Goldman Sachs on Wednesday downgraded the stock of CenturyLink Inc. to a hold from a buy, partly citing risks as the nation’s third-largest landline telecommunications provider continues to integrate two companies that it acquired last year: Qwest Communications and Savvis.
In a research note, Goldman Sachs analysts lowered the 12-month price target on the stock to $38 from $44.
“We believe integration risks remain high as the company continues to fold Qwest and Savvis into its structure and more aggressively pursue enterprise and hosted solutions, areas in which CTL did not traditionally compete,” the analysts wrote.
A number of issues, including lowered revenue guidance four months after the Qwest acquisition, have illustrated CenturyLink’s challenges in rapidly growing through acquisitions, Goldman Sachs said. CenturyLink acquired Embarq Corp. in July 2009, Qwest in April 2011 and Savvis in July 2011.
Among some other challenges mentioned in the report, Goldman Sachs cited risks to EBITDA (earnings before interest, taxes, depreciation and amortization) due to rising pension costs and CenturyLink’s indication that it won’t buy back stock this year due to other financial obligations, including debt reduction, dividend payments and integration costs.
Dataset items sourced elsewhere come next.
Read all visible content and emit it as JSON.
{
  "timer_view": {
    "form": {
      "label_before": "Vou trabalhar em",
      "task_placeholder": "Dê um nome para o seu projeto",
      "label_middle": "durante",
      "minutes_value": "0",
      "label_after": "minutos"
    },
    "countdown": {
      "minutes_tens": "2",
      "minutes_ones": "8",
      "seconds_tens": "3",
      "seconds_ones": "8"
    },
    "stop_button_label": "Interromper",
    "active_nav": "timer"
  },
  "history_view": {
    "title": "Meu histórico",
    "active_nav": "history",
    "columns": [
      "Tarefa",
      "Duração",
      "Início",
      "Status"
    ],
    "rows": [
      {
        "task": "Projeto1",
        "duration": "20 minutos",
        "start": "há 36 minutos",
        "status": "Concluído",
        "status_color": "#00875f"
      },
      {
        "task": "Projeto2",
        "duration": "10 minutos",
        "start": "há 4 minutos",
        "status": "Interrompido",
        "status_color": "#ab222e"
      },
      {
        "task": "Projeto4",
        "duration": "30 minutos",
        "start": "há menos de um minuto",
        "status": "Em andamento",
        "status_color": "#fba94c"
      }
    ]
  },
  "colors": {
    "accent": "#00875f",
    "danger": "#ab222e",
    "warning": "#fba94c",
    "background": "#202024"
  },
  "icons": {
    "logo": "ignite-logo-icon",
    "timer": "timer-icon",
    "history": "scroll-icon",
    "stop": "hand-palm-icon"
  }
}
“Though still early, synergies from Qwest are tracking at a slower pace (of expected deal synergies) than the Embarq transaction, highlighting to us how lean Qwests operations were by the time the deal was consummated,” the analysts added, referring to the savings in costs that CenturyLink anticipated achieving through its acquisition of Qwest. “We anticipate that CTL will exit 2012 with an annualized synergy run rate of nearly $375mn, up from approximately $200mn in 2011 but representing only 65% of guided total synergies.”
Meantime, CenturyLink must incur substantial costs integrating Qwest, the Denver-based carrier with local operations in 14 states.
“The integration will incur approximately $650 million to $800 million of operating costs over three to five years and approximately $150 million to $200 million of one-time capital costs,” stated Zacks Investment Research, which upgraded CenturyLink’s stock to an outperform from a neutral in a research note Dec. 20. “CenturyLink has to integrate several systems and procedures including re-branding, billing, management information, purchasing, payroll and benefits, fixed asset, lease administration and regulatory compliance. In addition, the combined company will have to expand its services to large urban areas where CenturyLink has limited operating experience.”
CenturyLink’s acquisitions also have hurt its balance sheet: its debt has ballooned to $22.1 billion from $7.3 billion at the end of 2010, Zacks said.
Zacks, however, cited a number of developments that reflect potential upside for Monroe, La.-based CenturyLink, including its entry into the rapidly growing cloud computing business through the Savvis acquisition and measures to mitigate access line losses, including an agreement with Verizon Wireless in which CenturyLink has begun reselling the wireless giant’s products and services to small business customers.